I was searching, as usual, for some strange User-Agent string and I found this result:

The converted page looks OK in my browser, of course, but I have no clue what it says! 🙂

Safari 4 like Chrome lets you kill unresponsive windows?

The other day I had some background process taking up a lot of CPU while synchronising some data. I knew it would be slow and so I decide to read some news on the web. One of the pages I opened had some flash in it and after a few seconds a popup appeared asking if I wanted to kill that window. I assume that the background processes PLUS the greedy Flash player were making everything too slow.

It is interesting though that this is clearly a feature that appeared first in Chrome and apparently has propagated to Safari.

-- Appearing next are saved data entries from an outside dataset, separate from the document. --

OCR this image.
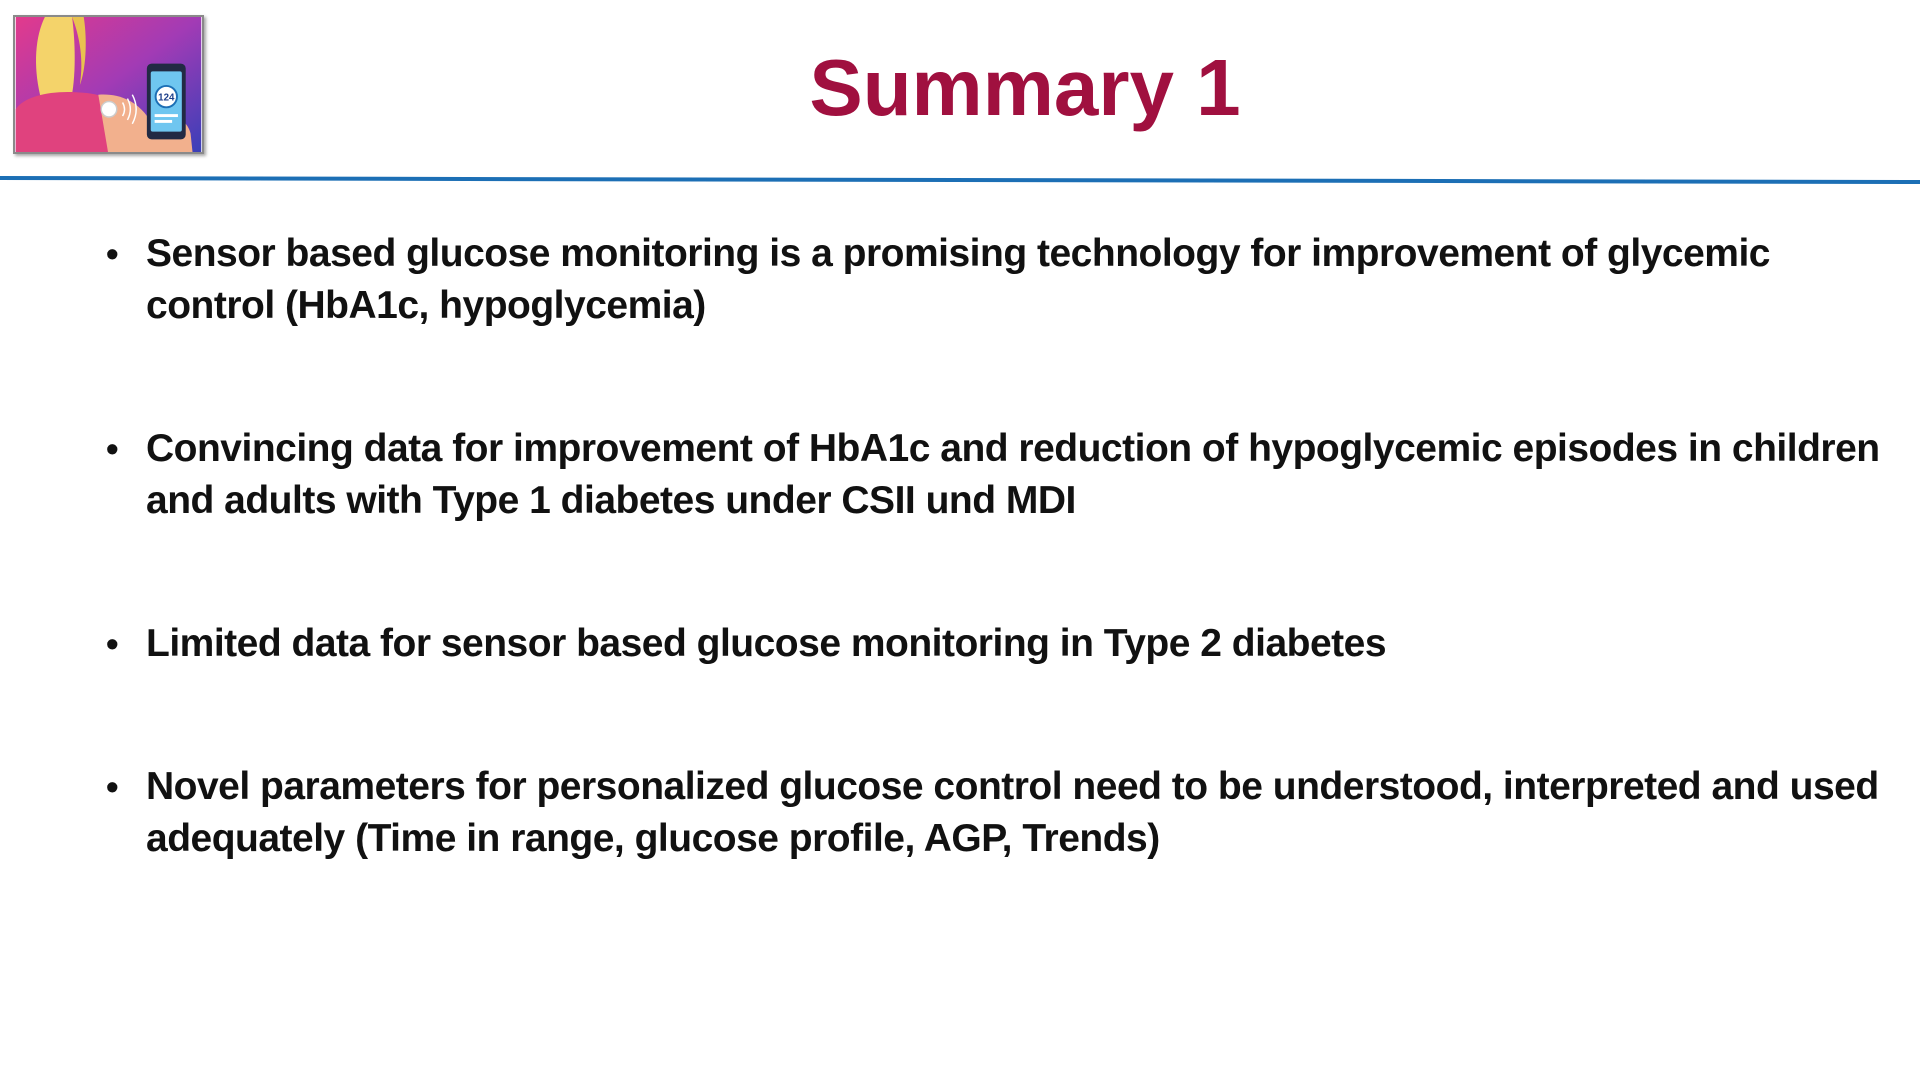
124	Summary 1
• Sensor based glucose monitoring is a promising technology for improvement of glycemic control (HbA1c, hypoglycemia)
• Convincing data for improvement of HbA1c and reduction of hypoglycemic episodes in children and adults with Type 1 diabetes under CSII und MDI
• Limited data for sensor based glucose monitoring in Type 2 diabetes
• Novel parameters for personalized glucose control need to be understood, interpreted and used adequately (Time in range, glucose profile, AGP, Trends)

A good feature, of course!

Hosted apps available on SourceForge

I have started using SourceForge many years ago when we decided to host WURFL there. At that time, the choice was easy, SourceForge was synonym of open-source and everyone who wanted to host his project would go there. Over the years (and after the dotCom bubble burst) many competitors came into play (Google’s Code, BerliOS and more), but SourceForge is still there.

For quite a while my impression has been that they did not add many services to developers. I have to admit that it must be very hard to keep their systems up and running with all the needs developers have, nevertheless the forums, the mailing list and other bits of SourceForge, in my opinion, would have needed a revamp. Of course, being them in the open-source business as a hosting company, it seems strange to develop things in-house and not take advantage of existing software (and hopefully contributing!). It looks like SourceForge agree with me, in fact in yesterday’s newsletter they announced changes in their online help (moving to Trac’s wiki) and most of all the availability of a number of open-source software for use to their developers.

A number of updates are available here on the official Site Status page.